Basic Usage of fastKDE

This notebook demonstrates the examples provided in the fastKDE README.md.

Software Overview

fastKDE calculates a kernel density estimate of arbitrarily dimensioned data; it does so rapidly and robustly using recently developed KDE techniques. It does so with statistical skill that is as good as state-of-the-science ‘R’ KDE packages, and it does so 10,000 times faster for bivariate data (even better improvements for higher dimensionality).

Please cite the following papers when using this method:

O’Brien, T. A., Kashinath, K., Cavanaugh, N. R., Collins, W. D., & O’Brien, J. P. “A fast and objective multidimensional kernel density estimation method: fastKDE.” Comput. Stat. Data Anal. 101, 148–160 (2016). https://doi.org/10.1016/j.csda.2016.02.014
O’Brien, T. A., Collins, W. D., Rauscher, S. A., & Ringler, T. D. “Reducing the computational cost of the ECF using a nuFFT: A fast and objective probability density estimation method.” Comput. Stat. Data Anal. 79, 222–234 (2014). https://doi.org/10.1016/j.csda.2014.06.002

Example usage:

""" Install fastkde if not already installed """ ""
try:
    import fastkde
except:
    # Install a pip package in the current Jupyter kernel (this works in google colab but might not work in other environments with multiple python versions installed)
    !pip install fastkde
    import fastkde

Basic example

The following test shows fastKDE working on samples drawn independently from $\mathcal{N}(0.1,50)$ and $\mathcal{N}(-300,0.01)$.
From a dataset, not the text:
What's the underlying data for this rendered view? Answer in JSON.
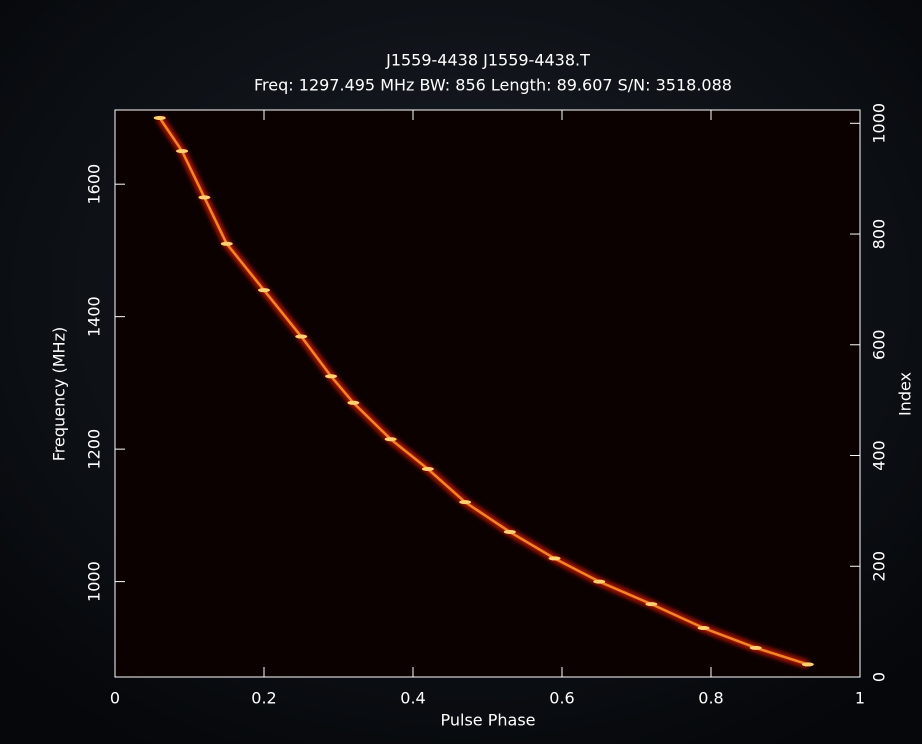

""" Demonstrate the use of fastkde on a 1D dataset """ 
import numpy as np
import fastkde
import matplotlib.pyplot as plt

# generate a 1D dataset
N = int(1e5)
x = 50 * np.random.normal(size=N) + 0.1

# compute the KDE using fastkde
xPDF = fastkde.pdf(x)

# compare with a historgram
plt.hist(x, bins=30, density=True, alpha=0.5, label='histogram')

# plot the fastKDE
xPDF.plot(label = 'fastKDE')
plt.xlabel('x')
plt.ylabel('PDF(x)')
plt.legend()
plt.show()

../_images/ca38001c4749a399294e420c1b51509909db6b80b9d69791568a487967eb6d58.png

""" Demonstrate the first README example. """
import numpy as np
import fastkde
import matplotlib.pyplot as plt

# Generate a 2D dataset with x and y highly correlated
cov = [[1, 0.8], [0.8, 1]]
x, y = np.random.multivariate_normal([0, 0], cov, N).T

# generate a bivariate PDF of x and y using fastKDE
# note that the var_names argument enables automatic labelling of the axes
PDF = fastkde.pdf(x, y, var_names=["x", "y"])

PDF.plot();

../_images/4ba57e2e23f8f04f10ce0a6a58bdd0f4a6a829cf8503181e889e3adc271eca9e.png

Note that fastKDE also has an automatic plotting routine for handling data with high dimensionality.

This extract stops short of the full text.